Arábica – Essa música foi toda estruturada por Coelho em cima de uma escala harmônica árabe, como o próprio nome da música já diz. A divisão rítmica dela segue muito do trabalho de produção de música eletrônica que Coelho faz em seus projetos como o Grassmass. Com a adição de instrumentos como a viola “Dobro” em afinação nordestina e a “Baglama”, instrumento de cordas turco. Conseguimos chegar a uma sonoridade bem diferente de tudo que a banda já tinha feito antes.

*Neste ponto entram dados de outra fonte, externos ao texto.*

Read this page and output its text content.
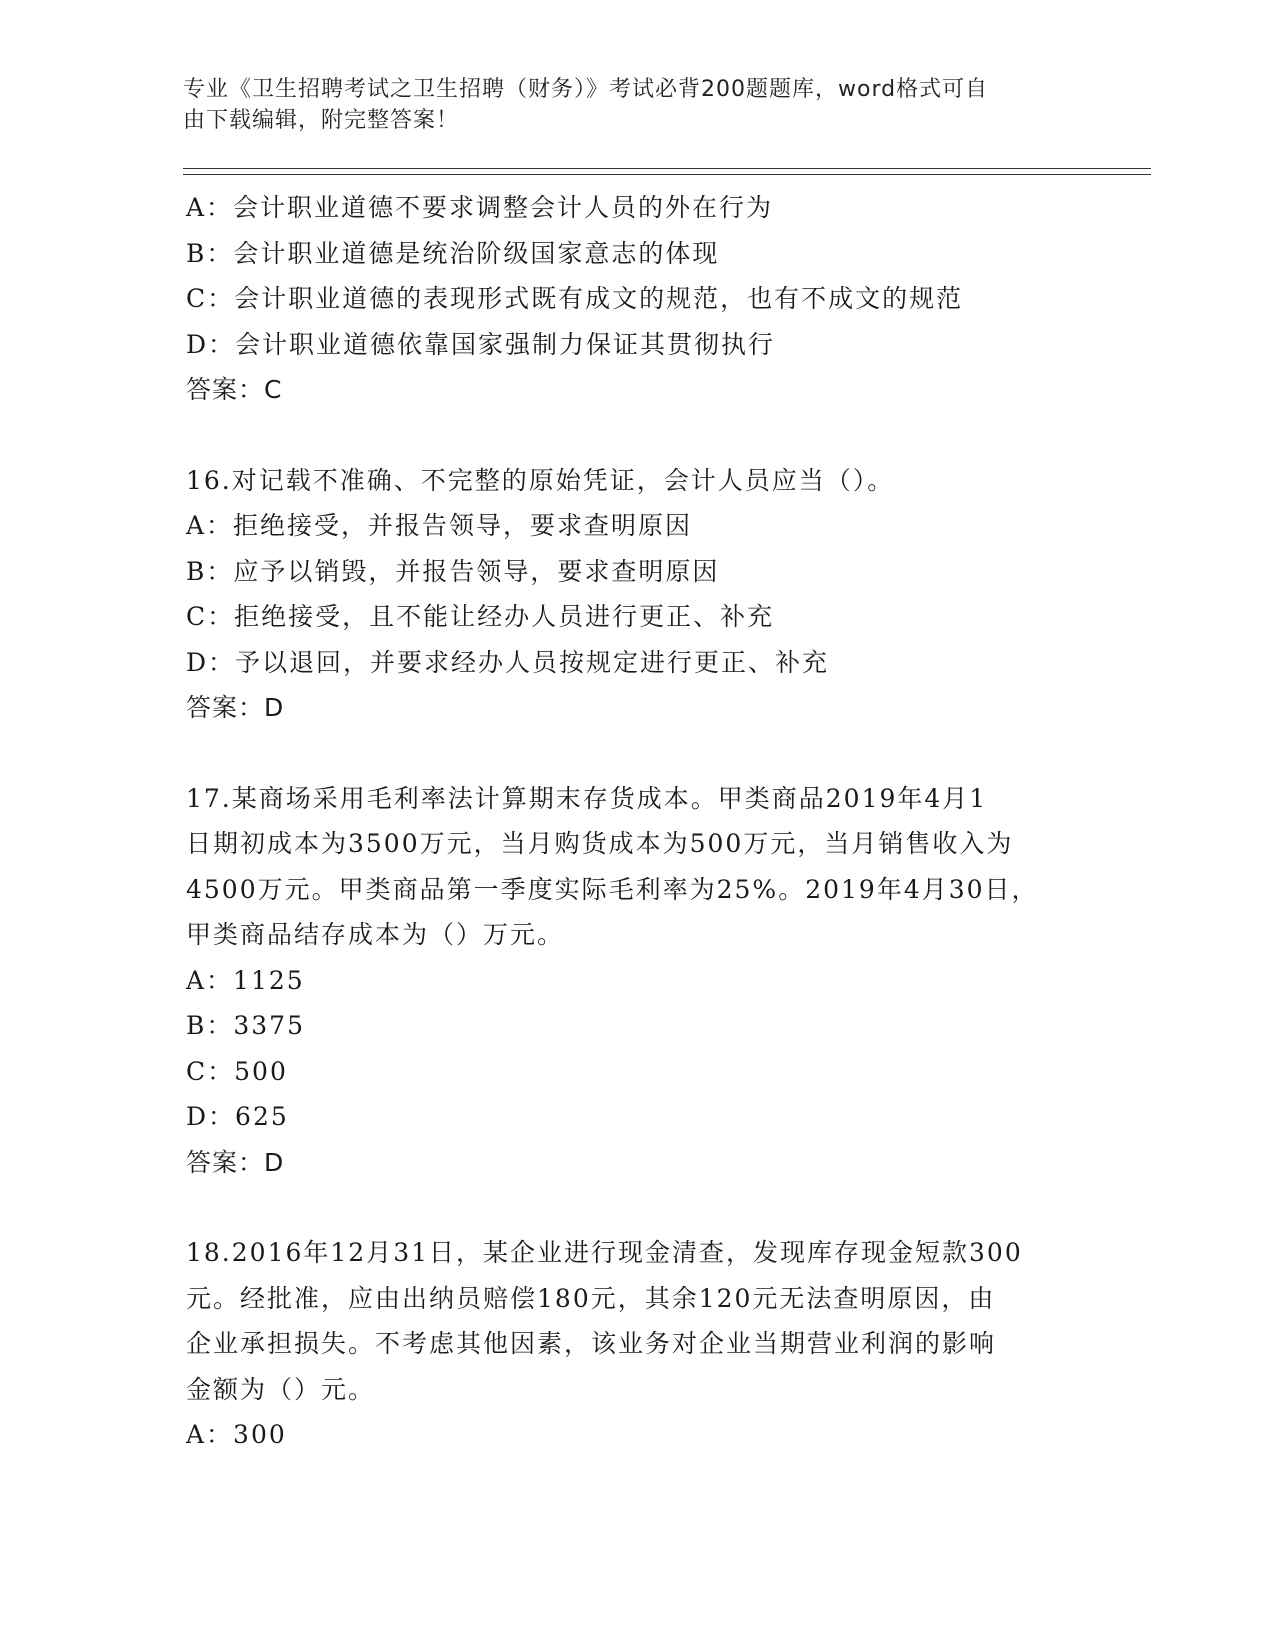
专业《卫生招聘考试之卫生招聘（财务）》考试必背200题题库，word格式可自
由下载编辑，附完整答案！
A：会计职业道德不要求调整会计人员的外在行为
B：会计职业道德是统治阶级国家意志的体现
C：会计职业道德的表现形式既有成文的规范，也有不成文的规范
D：会计职业道德依靠国家强制力保证其贯彻执行
答案：C
16.对记载不准确、不完整的原始凭证，会计人员应当（）。
A：拒绝接受，并报告领导，要求查明原因
B：应予以销毁，并报告领导，要求查明原因
C：拒绝接受，且不能让经办人员进行更正、补充
D：予以退回，并要求经办人员按规定进行更正、补充
答案：D
17.某商场采用毛利率法计算期末存货成本。甲类商品2019年4月1
日期初成本为3500万元，当月购货成本为500万元，当月销售收入为
4500万元。甲类商品第一季度实际毛利率为25%。2019年4月30日，
甲类商品结存成本为（）万元。
A：1125
B：3375
C：500
D：625
答案：D
18.2016年12月31日，某企业进行现金清查，发现库存现金短款300
元。经批准，应由出纳员赔偿180元，其余120元无法查明原因，由
企业承担损失。不考虑其他因素，该业务对企业当期营业利润的影响
金额为（）元。
A：300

Montada essa estrutura da música, foi só deixar a imaginação correr solta para a letra, que é compacta, se encaixando cada palavra na música com uma preocupação mais rítmica de como a palavra soa do que propriamente do que a palavra diz.
Brilho – Essa música foi toda composta em uma jam que fizemos e gravamos a quase 3 anos, escrevendo uma letra inspirada em cânticos do “Santo Daime” e colocando na música na hora mesmo que estávamos fazendo, nem tínhamos a intenção de gravar outro disco nem nada, mas a música ficou tão bacana que ficou na manga para uma oportunidade e ela apareceu pro disco. Tem uma pegada bem Ledzepelliana na sua origem, aí em estúdio resolvemos fazer uma parte B para ela em Dub, outro estilo que curtimos muito também.
Mamaterial – Perto de metade do disco foi criada em jams de estúdio, e levadas depois pra UIVO (produtora de Coelho em São Paulo) pra editar e montar um esqueleto, que foi coberto nas viagens subsequentes a Recife. “Mamaterial” saiu de um riff meio stoner, e foi a última a entrar no álbum.
Sete Quedas – Também surgiu de uma ideia durante as jams do começo do álbum, destinadas a criar mais músicas e completar o repertório. É um tema em 7/8 que reflete bem esse estilo meio mântrico/modal das composições de Coelho. Montamos os arranjos em volta, e ficou tão bom que decidimos que essa deveria ser só instrumental, na tradição do que fizemos no disco passado.